When you are using the CloudPack connector in ShareScan to upload your documents, the scanned documents are handled by the connector software installed on the server in your own environment. None of the data associated with your Google Drive or other cloud storage systems is made available to Paper River or other third parties in anyway. The connector only enables you to browse your folders and upload the scanned documents to those folders using the systems’ official APIs. The connector does not facilitate any other form of data sharing or transmission.
Thus the security of the scanned documents is the responsibility of the administrators of your network and servers, in the same way as it is for other documents and application installed into your own environment.
Sharing Your Data
We do not share your data or files.
Your personal data and your uploaded files will not be given out our sold to anyone. The website can be used to generate notification emails for your users, but this if fully under your control. Please note that we may have to provide your data to the law enforcement authorities (for example, the police) at their request.

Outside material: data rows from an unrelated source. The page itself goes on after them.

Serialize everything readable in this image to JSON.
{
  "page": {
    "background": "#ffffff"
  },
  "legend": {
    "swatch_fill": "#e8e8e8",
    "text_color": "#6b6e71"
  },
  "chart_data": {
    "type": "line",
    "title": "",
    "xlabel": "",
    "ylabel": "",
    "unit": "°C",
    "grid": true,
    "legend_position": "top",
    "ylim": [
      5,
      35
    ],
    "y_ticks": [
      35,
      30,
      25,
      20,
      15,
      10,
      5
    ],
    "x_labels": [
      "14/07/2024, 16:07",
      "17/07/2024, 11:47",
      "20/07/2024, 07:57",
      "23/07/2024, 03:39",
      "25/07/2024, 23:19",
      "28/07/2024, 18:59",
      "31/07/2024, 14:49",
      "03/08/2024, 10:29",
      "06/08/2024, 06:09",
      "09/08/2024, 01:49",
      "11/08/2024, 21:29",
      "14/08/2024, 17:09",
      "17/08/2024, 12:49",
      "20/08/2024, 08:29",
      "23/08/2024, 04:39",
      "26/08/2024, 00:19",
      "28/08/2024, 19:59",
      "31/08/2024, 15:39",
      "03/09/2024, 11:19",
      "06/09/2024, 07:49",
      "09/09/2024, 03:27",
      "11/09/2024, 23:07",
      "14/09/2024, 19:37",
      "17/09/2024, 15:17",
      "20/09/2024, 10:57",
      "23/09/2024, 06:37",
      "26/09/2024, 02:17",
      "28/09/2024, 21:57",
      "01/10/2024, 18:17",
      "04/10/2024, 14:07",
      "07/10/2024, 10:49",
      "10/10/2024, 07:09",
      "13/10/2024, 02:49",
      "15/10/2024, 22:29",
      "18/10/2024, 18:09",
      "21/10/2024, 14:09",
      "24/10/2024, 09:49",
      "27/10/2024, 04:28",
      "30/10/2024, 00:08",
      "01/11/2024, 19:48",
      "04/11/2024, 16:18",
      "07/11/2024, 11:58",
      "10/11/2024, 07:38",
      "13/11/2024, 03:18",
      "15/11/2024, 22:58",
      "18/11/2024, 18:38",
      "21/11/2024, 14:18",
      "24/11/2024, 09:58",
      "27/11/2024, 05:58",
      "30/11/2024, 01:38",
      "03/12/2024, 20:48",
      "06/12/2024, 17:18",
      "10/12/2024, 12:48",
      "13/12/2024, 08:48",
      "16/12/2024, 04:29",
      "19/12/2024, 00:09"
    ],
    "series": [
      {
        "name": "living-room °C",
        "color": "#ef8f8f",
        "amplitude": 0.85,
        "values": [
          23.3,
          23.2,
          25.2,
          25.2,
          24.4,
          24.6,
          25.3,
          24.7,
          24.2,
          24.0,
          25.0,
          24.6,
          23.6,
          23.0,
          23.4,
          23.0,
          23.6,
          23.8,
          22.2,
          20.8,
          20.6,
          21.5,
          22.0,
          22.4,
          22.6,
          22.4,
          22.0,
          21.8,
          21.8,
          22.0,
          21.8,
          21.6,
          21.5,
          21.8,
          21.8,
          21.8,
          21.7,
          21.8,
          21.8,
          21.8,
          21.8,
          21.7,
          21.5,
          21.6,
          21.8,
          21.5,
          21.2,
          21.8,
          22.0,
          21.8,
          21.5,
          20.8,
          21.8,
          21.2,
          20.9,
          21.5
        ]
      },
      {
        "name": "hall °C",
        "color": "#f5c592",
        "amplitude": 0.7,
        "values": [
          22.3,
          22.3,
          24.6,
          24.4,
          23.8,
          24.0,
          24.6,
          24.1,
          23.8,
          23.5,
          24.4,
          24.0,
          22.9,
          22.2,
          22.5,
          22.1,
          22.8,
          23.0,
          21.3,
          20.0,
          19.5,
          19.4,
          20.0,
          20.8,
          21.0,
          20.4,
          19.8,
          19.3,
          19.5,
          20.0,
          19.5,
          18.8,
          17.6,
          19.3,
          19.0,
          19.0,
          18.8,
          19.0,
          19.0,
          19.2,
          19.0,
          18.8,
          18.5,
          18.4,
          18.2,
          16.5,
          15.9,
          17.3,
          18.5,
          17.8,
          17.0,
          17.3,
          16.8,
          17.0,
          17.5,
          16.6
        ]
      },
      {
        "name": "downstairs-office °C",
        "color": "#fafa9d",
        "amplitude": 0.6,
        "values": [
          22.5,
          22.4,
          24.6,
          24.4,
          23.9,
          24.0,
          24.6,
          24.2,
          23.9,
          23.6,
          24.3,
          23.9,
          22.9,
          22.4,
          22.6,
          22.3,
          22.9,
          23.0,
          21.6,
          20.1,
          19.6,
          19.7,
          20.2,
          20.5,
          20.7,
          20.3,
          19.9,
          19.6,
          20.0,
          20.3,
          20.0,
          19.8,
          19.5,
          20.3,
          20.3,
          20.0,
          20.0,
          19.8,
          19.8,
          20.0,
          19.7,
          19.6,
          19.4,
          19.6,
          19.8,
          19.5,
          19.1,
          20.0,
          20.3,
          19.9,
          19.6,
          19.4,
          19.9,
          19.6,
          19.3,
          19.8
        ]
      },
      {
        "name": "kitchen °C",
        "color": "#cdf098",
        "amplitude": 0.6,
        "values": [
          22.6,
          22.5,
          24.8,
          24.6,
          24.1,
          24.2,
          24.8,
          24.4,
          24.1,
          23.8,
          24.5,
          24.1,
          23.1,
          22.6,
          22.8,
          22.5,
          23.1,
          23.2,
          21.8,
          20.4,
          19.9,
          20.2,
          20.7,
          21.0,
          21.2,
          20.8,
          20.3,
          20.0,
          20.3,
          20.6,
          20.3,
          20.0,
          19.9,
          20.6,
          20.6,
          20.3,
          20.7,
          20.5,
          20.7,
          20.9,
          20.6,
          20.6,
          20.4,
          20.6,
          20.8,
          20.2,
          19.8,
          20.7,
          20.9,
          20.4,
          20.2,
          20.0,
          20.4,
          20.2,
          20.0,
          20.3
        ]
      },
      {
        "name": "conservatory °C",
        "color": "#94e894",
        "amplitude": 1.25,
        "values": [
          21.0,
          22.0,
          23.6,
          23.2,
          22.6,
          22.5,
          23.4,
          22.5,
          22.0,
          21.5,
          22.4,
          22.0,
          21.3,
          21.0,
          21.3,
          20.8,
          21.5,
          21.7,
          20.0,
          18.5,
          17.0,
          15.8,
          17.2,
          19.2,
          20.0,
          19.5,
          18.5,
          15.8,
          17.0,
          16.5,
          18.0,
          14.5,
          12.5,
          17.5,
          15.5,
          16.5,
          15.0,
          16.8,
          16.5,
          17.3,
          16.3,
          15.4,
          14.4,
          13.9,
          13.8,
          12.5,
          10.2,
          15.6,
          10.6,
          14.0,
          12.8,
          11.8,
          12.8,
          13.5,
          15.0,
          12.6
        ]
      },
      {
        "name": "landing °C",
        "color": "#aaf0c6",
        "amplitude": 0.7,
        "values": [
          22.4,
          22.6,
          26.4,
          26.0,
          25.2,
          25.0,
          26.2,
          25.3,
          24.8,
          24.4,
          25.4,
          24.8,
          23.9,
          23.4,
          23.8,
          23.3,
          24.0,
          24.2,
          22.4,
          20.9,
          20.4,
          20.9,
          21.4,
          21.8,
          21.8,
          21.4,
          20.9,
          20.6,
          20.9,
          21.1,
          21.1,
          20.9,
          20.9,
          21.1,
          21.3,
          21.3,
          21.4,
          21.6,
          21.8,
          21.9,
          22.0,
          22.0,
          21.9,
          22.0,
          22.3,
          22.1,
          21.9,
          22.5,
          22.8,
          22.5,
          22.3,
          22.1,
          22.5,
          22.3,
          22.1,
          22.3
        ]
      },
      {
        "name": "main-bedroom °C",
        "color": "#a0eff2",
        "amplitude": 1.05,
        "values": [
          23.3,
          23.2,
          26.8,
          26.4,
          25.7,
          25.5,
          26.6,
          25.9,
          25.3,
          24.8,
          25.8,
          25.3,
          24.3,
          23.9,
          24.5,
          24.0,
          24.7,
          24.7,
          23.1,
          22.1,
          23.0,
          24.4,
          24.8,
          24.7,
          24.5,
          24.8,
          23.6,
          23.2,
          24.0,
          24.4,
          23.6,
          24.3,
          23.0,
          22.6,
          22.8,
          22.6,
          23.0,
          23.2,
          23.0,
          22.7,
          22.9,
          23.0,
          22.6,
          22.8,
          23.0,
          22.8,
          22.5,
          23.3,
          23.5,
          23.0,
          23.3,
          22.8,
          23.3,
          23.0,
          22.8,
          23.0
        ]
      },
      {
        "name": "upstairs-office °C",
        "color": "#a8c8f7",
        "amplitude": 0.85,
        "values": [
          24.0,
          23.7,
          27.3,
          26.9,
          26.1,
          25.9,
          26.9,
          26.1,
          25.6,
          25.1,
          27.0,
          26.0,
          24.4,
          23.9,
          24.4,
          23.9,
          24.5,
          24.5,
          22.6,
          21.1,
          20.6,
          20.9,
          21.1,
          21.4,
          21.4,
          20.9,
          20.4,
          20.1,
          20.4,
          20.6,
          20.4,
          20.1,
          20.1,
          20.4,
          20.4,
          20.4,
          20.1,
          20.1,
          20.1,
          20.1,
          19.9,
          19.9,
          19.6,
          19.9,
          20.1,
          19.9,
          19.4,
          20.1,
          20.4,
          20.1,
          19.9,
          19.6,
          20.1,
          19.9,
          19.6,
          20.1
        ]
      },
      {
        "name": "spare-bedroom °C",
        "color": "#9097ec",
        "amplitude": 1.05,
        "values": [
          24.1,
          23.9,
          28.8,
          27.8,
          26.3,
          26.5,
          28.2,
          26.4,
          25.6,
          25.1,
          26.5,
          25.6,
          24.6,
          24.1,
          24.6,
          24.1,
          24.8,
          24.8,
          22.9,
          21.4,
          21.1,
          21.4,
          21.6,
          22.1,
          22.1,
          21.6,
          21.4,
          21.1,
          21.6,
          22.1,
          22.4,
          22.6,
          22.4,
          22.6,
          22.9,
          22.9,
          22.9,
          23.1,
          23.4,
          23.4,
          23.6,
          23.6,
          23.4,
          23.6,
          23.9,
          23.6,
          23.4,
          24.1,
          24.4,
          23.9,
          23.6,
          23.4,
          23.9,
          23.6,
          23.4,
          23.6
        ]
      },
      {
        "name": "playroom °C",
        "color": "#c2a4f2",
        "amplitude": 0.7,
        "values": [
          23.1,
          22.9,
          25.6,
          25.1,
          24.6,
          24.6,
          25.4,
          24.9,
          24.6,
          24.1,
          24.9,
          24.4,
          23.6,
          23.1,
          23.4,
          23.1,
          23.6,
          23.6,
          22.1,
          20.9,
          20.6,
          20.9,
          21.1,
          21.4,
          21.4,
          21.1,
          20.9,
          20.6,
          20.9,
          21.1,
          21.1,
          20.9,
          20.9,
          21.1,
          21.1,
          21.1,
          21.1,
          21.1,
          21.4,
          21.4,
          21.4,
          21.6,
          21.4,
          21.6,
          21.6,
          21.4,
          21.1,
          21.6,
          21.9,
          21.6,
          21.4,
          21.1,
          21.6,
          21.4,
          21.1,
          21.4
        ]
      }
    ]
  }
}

Modifying or Deleting Your Data
You can modify or delete your personal data or users you have set up on the website on your own at any time.
Security
We do a lot to make our service as secure as possible.
We are committed to protect your personal data and your files. All transfers from and to this website are SSL encrypted. The server for this website is located in the European Union, and is protected from unauthorised access by third parties.
Cookies
We need them to provide our services.
This website stores so-called cookies in order to be able to offer you a comprehensive range of functions and to make it easier to use our website. Cookies are small files which are stored on your computer with the help of the internet browser. If you do not want to use cookies, you can prevent cookies from being stored on your computer using the corresponding settings on your internet browser. Please note that this may restrict the functional capability and the range of functions of our offer.
Third-Party Widgets and Plugins
We do not currently use any third-party widgets or plugins on this website.